Celebrating Twitter’s fifth birthday in a London skyscraper (Rousse)

Our new offices were on the fifteenth floor of a London skyscraper. I was pretty pleased with how my old belongings fitted into my new space until RK invited me into his new room – or, should we say, “suite”. His boss had given him a free hand to appoint a team of interior designers and builders, as well as funding for new furniture and fittings. Now my new office looked really shoddy in comparison.
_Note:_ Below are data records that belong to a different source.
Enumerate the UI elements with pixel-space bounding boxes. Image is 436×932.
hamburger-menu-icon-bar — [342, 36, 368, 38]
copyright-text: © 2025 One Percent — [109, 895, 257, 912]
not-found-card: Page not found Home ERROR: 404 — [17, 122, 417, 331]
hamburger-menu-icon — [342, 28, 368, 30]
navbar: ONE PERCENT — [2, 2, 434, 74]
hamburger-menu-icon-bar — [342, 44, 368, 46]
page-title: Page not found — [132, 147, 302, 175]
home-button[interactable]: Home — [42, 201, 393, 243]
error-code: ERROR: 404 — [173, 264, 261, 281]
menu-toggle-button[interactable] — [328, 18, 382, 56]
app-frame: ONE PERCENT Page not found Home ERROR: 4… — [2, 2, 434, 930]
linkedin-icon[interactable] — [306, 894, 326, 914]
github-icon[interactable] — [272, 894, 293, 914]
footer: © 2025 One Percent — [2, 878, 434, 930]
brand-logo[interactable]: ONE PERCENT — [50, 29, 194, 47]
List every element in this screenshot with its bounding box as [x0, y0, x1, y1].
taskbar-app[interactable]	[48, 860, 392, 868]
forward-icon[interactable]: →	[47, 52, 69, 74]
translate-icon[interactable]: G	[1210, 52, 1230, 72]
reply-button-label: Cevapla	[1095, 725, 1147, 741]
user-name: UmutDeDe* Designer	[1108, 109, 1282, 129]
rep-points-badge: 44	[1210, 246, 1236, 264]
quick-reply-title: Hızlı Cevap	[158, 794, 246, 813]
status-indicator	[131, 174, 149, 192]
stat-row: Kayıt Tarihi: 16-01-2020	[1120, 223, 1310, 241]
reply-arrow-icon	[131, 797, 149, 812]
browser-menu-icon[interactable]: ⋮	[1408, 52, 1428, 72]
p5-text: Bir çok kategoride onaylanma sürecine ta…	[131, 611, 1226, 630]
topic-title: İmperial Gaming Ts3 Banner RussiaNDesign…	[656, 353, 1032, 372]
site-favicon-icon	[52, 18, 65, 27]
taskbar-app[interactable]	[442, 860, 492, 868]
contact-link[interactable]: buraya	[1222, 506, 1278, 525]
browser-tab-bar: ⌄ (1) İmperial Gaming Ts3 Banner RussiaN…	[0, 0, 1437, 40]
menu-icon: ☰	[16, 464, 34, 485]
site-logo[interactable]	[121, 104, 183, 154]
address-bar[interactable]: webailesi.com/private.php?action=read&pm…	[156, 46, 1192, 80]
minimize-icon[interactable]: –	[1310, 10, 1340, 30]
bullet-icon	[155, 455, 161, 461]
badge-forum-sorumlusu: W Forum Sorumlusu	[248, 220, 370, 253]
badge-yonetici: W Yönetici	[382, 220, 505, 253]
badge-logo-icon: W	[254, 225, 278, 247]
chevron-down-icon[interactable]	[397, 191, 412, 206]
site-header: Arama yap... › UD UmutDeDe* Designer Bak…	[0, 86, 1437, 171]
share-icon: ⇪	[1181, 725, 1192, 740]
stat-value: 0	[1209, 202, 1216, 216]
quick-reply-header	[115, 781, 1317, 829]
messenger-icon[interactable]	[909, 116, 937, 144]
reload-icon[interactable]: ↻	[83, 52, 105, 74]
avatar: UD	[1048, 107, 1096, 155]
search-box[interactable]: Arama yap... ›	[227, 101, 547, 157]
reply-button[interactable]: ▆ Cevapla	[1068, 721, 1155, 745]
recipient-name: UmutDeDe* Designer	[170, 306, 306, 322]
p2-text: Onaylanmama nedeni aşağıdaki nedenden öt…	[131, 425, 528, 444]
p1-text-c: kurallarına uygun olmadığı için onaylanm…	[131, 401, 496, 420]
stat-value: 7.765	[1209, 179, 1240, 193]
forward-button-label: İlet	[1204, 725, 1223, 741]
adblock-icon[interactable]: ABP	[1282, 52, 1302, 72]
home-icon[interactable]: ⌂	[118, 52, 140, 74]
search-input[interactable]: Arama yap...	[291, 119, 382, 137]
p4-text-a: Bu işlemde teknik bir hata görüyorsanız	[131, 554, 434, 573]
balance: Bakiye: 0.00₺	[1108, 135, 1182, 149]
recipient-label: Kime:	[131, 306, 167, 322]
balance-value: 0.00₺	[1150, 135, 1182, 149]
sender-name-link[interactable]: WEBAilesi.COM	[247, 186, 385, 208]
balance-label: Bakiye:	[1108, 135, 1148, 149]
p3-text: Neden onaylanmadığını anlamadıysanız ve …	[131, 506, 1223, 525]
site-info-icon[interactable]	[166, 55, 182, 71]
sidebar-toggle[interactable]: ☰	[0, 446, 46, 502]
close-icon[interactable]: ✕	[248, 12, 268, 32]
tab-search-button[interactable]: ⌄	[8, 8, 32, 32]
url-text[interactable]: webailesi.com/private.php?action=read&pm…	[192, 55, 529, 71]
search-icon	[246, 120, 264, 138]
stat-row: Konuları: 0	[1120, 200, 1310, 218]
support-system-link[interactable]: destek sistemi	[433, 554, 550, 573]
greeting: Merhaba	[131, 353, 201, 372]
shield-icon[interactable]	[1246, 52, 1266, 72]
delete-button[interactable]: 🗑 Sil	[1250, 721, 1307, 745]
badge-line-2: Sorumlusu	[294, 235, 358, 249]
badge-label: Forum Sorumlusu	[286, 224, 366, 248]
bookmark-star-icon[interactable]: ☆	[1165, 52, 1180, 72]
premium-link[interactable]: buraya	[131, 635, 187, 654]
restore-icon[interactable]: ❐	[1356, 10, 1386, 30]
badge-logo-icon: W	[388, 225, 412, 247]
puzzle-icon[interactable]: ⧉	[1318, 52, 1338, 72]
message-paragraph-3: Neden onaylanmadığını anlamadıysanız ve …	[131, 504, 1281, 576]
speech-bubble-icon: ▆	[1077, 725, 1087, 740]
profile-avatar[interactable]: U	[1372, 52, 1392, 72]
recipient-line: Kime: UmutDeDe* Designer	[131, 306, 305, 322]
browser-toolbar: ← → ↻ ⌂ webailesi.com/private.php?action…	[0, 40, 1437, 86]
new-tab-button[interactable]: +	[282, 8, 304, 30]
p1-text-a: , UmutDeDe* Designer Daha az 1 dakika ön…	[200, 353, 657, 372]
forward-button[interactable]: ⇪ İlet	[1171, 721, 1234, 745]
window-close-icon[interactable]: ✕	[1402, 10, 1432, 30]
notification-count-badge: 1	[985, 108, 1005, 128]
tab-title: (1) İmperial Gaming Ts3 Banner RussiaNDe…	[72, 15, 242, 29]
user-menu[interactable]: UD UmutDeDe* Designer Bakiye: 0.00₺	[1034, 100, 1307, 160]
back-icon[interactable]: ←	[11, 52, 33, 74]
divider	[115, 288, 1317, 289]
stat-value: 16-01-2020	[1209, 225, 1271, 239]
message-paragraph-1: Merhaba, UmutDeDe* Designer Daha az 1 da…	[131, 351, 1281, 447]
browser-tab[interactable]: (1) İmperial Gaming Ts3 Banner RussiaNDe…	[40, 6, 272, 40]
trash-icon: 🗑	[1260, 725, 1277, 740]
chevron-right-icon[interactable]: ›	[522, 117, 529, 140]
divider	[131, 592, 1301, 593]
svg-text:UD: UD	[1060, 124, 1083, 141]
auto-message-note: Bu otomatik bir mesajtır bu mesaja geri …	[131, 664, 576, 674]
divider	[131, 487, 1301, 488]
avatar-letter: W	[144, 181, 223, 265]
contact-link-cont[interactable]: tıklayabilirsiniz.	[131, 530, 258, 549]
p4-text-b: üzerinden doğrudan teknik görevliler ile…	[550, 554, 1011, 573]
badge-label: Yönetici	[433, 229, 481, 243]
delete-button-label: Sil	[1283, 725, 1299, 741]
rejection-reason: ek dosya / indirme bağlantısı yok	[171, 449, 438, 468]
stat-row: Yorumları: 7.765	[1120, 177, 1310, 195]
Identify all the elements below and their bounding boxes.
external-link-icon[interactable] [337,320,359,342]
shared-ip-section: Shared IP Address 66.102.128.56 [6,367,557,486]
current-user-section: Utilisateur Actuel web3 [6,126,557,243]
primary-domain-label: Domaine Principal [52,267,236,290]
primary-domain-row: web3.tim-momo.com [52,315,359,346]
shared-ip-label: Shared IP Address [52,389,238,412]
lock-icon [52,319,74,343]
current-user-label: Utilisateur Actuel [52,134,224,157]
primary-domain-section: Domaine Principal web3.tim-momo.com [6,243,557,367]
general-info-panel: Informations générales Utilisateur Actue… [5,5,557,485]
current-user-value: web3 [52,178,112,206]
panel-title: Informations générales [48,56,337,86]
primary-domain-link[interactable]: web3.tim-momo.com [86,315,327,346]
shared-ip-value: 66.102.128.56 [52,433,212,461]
Further up the building TM and I discovered the conference centre, managed by my school friend ECM. She enforced strict security measures. Before you could go through to the lecture halls you had to empty the contents of your handbag into a bin, and then the bag itself. I begged to be allowed back to my room where I would dispose of my belongings and – more importantly – get to keep my handbag. Most reluctantly, ECM sneaked me and TM past the security guard over to the lift and we set off on our journey back to the fifteenth floor. Unfortunately, by this time neither of us could remember the route. We caused huge embarrassment when we stumbled through a black curtain directly onto the stage where a woman was in the middle of a conference presentation on mobile communications: MO was there and she laughed. Then we mistook a tube carriage for the lift. We only realised our error when the train pulled into Redhill station.

In the middle of all this I pondered the role of Twitter at conferences. If you weren’t permitted to take your belongings into sessions in the conference centre (including laptops and mobile phones), how on earth could the conference facility claim that it supported amplified events?